Все это удивляло маленьких пленников. Они не могли понять, что все это значит.
Но вот кто-то из самых пронырливых, а значит, и самых осведомленных ребят пустил слух, что их никто убивать не собирается, иначе зачем все это мытье в бане и переодевание, никто из них не будет делать рабов, иначе их никто бы не держал всех вместе и не учил новому поведению — они предназначены совсем для другого. Они пополнят собою отборнейшее пешее войско турок, из них сделают янычар. Слово «янычар» для тех мальчишек еще ничего не значило, ибо войско это родилось всего лишь несколько лет назад, когда султан Мурат начал взимать с завоеванных православных земель «дань кровью» с тем, чтобы через несколько лет получить, благодаря этой дани, жестоких и беспощадных служителей Аллаха, верных и преданных себе телохранителей. А потому и известие это не вызвало у мальчишек большого волнения. Но очень скоро эти слова подтвердились.
Их собрали всех вместе на большом дворе на задворках мечети. Они сели прямо на землю, подмяв, как их учили, ноги под себя. Перед ними появился высокий грузный турок в большом синем халате и белоснежной чалме. Черные широкие брови сходились у самой переносицы, такая же черная борода делала его и без того смуглое лицо совсем темным и суровым. Турок поднялся на кафедру, воздел руки горе и, повернувшись на восток, провел ими по бороде, произнеся в конце: «Ля иллах иль Аллах! Нет бога, кроме Аллаха!» Только после этого он посмотрел на замерших от страха мальчишек.
— Я, шейх Ибрагим, совершивший хадж в славную Мекку, отныне буду наставлять вас, дети гяуров, и, клянусь вам честью Аллаха, я сделаю из вас настоящих мусульман, верных и преданных защитников достославного падишаха, грозных и неустрашимых воинов-янычар.

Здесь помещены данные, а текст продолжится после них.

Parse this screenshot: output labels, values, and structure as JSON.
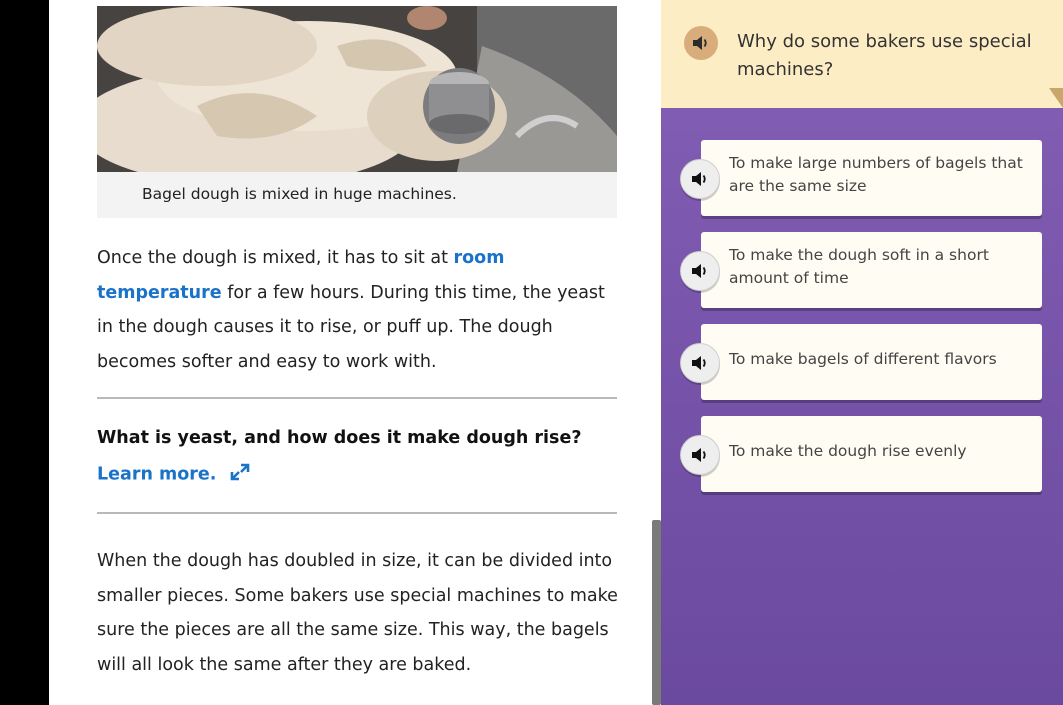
{
  "article": {
    "image_caption": "Bagel dough is mixed in huge machines.",
    "para1": {
      "before_link": "Once the dough is mixed, it has to sit at ",
      "link": "room temperature",
      "after_link": " for a few hours. During this time, the yeast in the dough causes it to rise, or puff up. The dough becomes softer and easy to work with."
    },
    "question_heading": "What is yeast, and how does it make dough rise?",
    "learn_more": "Learn more.",
    "para2": "When the dough has doubled in size, it can be divided into smaller pieces. Some bakers use special machines to make sure the pieces are all the same size. This way, the bagels will all look the same after they are baked."
  },
  "quiz": {
    "question": "Why do some bakers use special machines?",
    "answers": [
      "To make large numbers of bagels that are the same size",
      "To make the dough soft in a short amount of time",
      "To make bagels of different flavors",
      "To make the dough rise evenly"
    ]
  },
  "colors": {
    "link": "#1a73c9",
    "panel_purple": "#7a56ad",
    "question_bg": "#fdedc4",
    "answer_bg": "#fffdf3"
  }
}
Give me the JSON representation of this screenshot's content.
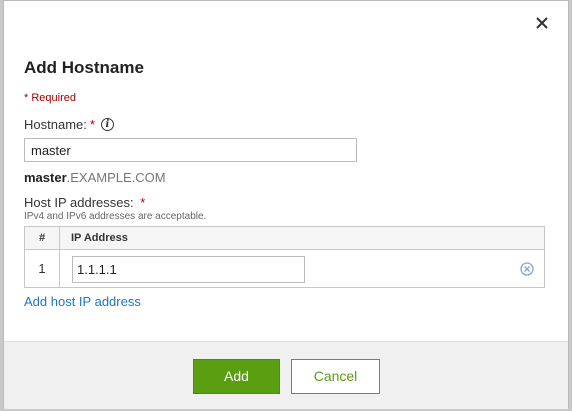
{
  "dialog": {
    "title": "Add Hostname",
    "close_icon": "close-icon"
  },
  "form": {
    "required_note": "* Required",
    "hostname_label": "Hostname:",
    "required_marker": "*",
    "info_icon": "info-icon",
    "hostname_value": "master",
    "fqdn_host": "master",
    "fqdn_domain": ".EXAMPLE.COM",
    "ip_label": "Host IP addresses:",
    "ip_help": "IPv4 and IPv6 addresses are acceptable.",
    "table": {
      "headers": [
        "#",
        "IP Address"
      ],
      "rows": [
        {
          "num": "1",
          "ip": "1.1.1.1"
        }
      ]
    },
    "remove_icon": "remove-circle-icon",
    "add_ip_link": "Add host IP address"
  },
  "footer": {
    "add_label": "Add",
    "cancel_label": "Cancel"
  },
  "colors": {
    "primary_green": "#5a9e12",
    "link_blue": "#1f75c4",
    "required_red": "#a30000"
  }
}
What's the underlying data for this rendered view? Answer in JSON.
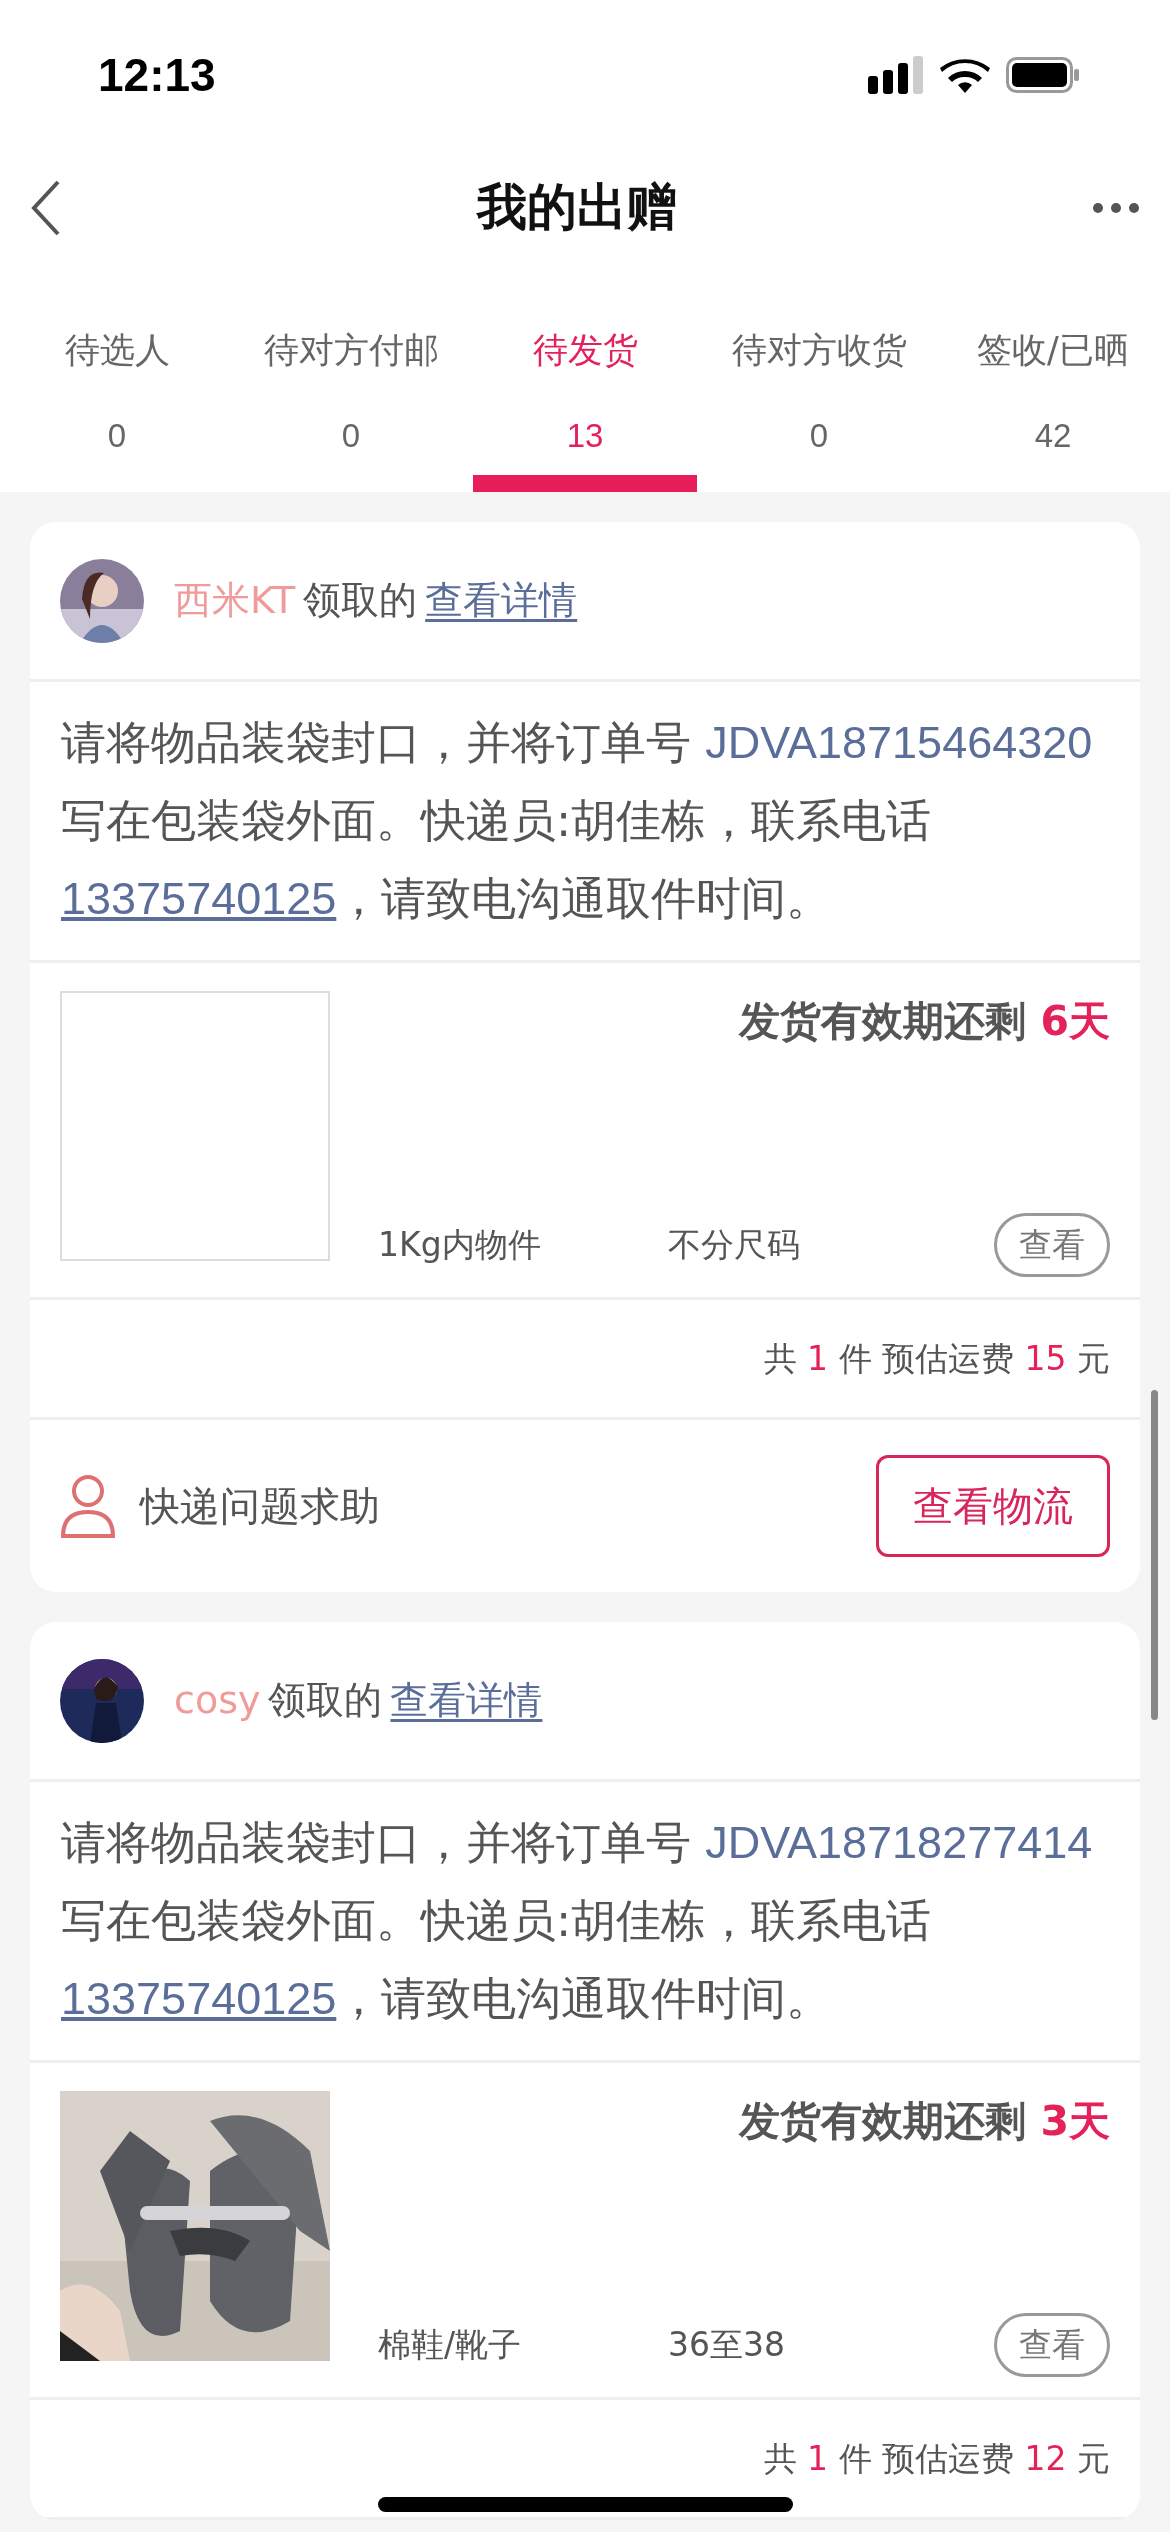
{
  "status_bar": {
    "time": "12:13"
  },
  "nav": {
    "title": "我的出赠"
  },
  "tabs": [
    {
      "label": "待选人",
      "count": "0",
      "selected": false
    },
    {
      "label": "待对方付邮",
      "count": "0",
      "selected": false
    },
    {
      "label": "待发货",
      "count": "13",
      "selected": true
    },
    {
      "label": "待对方收货",
      "count": "0",
      "selected": false
    },
    {
      "label": "签收/已晒",
      "count": "42",
      "selected": false
    }
  ],
  "orders": [
    {
      "user": "西米KT",
      "claimed": "领取的",
      "details_link": "查看详情",
      "instruction": {
        "before": "请将物品装袋封口，并将订单号 ",
        "order_no": "JDVA18715464320",
        "middle": " 写在包装袋外面。快递员:胡佳栋，联系电话",
        "phone": "13375740125",
        "after": "，请致电沟通取件时间。"
      },
      "deadline_label": "发货有效期还剩",
      "deadline": "6天",
      "product_image": {
        "kind": "blank"
      },
      "category": "1Kg内物件",
      "size": "不分尺码",
      "view_button": "查看",
      "total": {
        "prefix": "共",
        "count": "1",
        "unit": "件 预估运费",
        "fee": "15",
        "currency": "元"
      },
      "help": "快递问题求助",
      "logistics_button": "查看物流"
    },
    {
      "user": "cosy",
      "claimed": "领取的",
      "details_link": "查看详情",
      "instruction": {
        "before": "请将物品装袋封口，并将订单号 ",
        "order_no": "JDVA18718277414",
        "middle": " 写在包装袋外面。快递员:胡佳栋，联系电话",
        "phone": "13375740125",
        "after": "，请致电沟通取件时间。"
      },
      "deadline_label": "发货有效期还剩",
      "deadline": "3天",
      "category": "棉鞋/靴子",
      "size": "36至38",
      "view_button": "查看",
      "total": {
        "prefix": "共",
        "count": "1",
        "unit": "件 预估运费",
        "fee": "12",
        "currency": "元"
      }
    }
  ]
}
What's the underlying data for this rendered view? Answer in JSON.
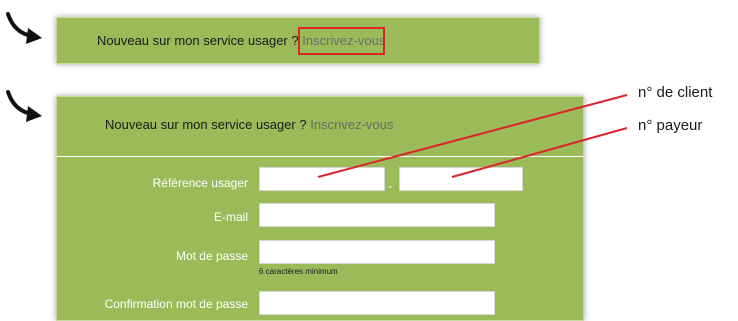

— А как же батюшка с матушкой?.. — вырвалось у Ивана, но он тут же в испуге прикусил язык, боясь даже смотреть в сторону шейха.
— Кто это спросил? Как зовут того мальчика, который это спросил?
Страх настолько сковал души мальчишек, что они не посмели молчать.
— Иван, — пробормотал кто-то.
— У подданных падишаха нет таких имен, — зло сверкнул глазами шейх. — Каждому из вас дали новое, мусульманское имя, которое отныне и будет вечным вашим спутником в этой бренной жизни. А ваши неверные, гяурские имена вы можете тотчас же выбросить в яму для нечистот или растоптать ногами, растерев по земле. Итак, как зовут этого мальчика?
— Саид, кажется, — нерешительно произнес Иван, вставая со слезами на глазах.
— Запомни, Саид, и вы все запомните: отныне у вас нету ни отцов, ни матерей, ни братьев, ни сестер. Отцом вашим отныне и вовек является великий падишах Амурат, матерью — непобедимая Оттоманская империя, братом вашим отныне и довеку будет острый ятаган, а сестрой — кривая сабля. Вашим домом будет казарма, вашей верой — ислам. А поэтому вы все для начала должны повторить за мной: «Боже, приди!»
Нестройные голоса мальчишек, сбиваясь и дрожа, повторили слова шейха. Шейх Ибрагим снова сделал обеими руками символическое омовение лица и продолжал:
— Все мы отрекаемся от всего злого. Аллах акбар! Слава Аллаху! Повторите!
И снова нестройный хор повторял за шейхом.